さて今回は、意外と知られていない手湿疹についてお話します。女性に多い主婦湿疹もこの手湿疹の一種です。症状は手の甲、指の背面、側面に赤み、丘疹が現れ、かゆくて皮膚をかきむしってしまうほどです。よく見ると皮膚の表面近くに小さい水疹が無数にできています。どうやらこれがかゆみの原因のようです。夜になると特にかゆみが増します。進行すると指の腹面や手のひらがカサカサになって乾燥し、部分的にひび割れを起こして痛み、進行性指掌角及症になっていきます。この手湿疹はなかなか完治しないので、何年も苦しんでいる人もたくさんいます。
原因もはっきりと分かっていませんが、水仕事や洗剤をよく使う職業の人、アトピーやアレルギーで体質的に皮膚の免疫力が弱い人、ゴム手袋や紙、ビニール製品を扱う人などに多く発症しています。先日も手湿疹で来局された方のお仕事が一日中ゴム手袋をしての作業でした。治療法は、皮膚科ではほとんどがステロイドホルモン剤や保湿剤、抗ヒスタミン剤の飲み薬です。しかし毎日のステロイドの使用により一時的にかゆみはましになっても、ますます皮膚は黒ずんで薄くなりもろくなっていきます。東洋漢方では2~3カ月を目安としてかゆみを軽くし、炎症をしずめる対症療法と併行して皮膚の血液循環をよくし、体質改善をすすめていきます。それでは代表的な漢方薬を紹介します。

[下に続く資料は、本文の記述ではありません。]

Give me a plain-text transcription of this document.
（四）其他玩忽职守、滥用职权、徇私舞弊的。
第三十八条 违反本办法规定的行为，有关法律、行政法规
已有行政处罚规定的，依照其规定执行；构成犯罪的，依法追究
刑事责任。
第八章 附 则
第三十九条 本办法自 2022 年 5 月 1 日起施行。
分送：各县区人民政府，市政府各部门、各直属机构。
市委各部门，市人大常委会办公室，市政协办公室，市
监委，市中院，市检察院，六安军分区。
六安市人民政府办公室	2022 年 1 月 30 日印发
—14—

十味敗毒散(じゅうみはいどくさん)…手湿疹の一般的症状に用います。慢性化した時にも効果があります。
四物湯合苡仁(しもつとうごうよくいにん)…普段から貧血気味で手足の冷える人、肌は色つやが悪く乾燥してカサカサしているような時に。
湿清飲(うんせいいん)…手のひらに熱感発赤、充血がある時。
消風散(しょうふうさん)…幹部が湿疹化し皮膚が丘疹傾向を呈し、湿潤、はれ、かゆみがはなはだしい時によく効きます。
紫雲膏(しうんこう)…手湿疹の外用軟骨に用いて大変効果があります。これ以外にもひび、あかぎれ、あせも、ただれ、やけど、痔核の疼痛にも効果を発揮します。
民間薬としてはクマ笹エキスの内服と塗布をおすすめします。
手湿疹は何といっても予防が大切です。水仕事の時は、木綿の手袋の上にゴム手袋を有用する、洗剤は薄めて使用し、最後によく洗い流す、夜はクリームや軟膏などで皮膚の表面の脂肪膜を補給するなどを習慣づけましょう。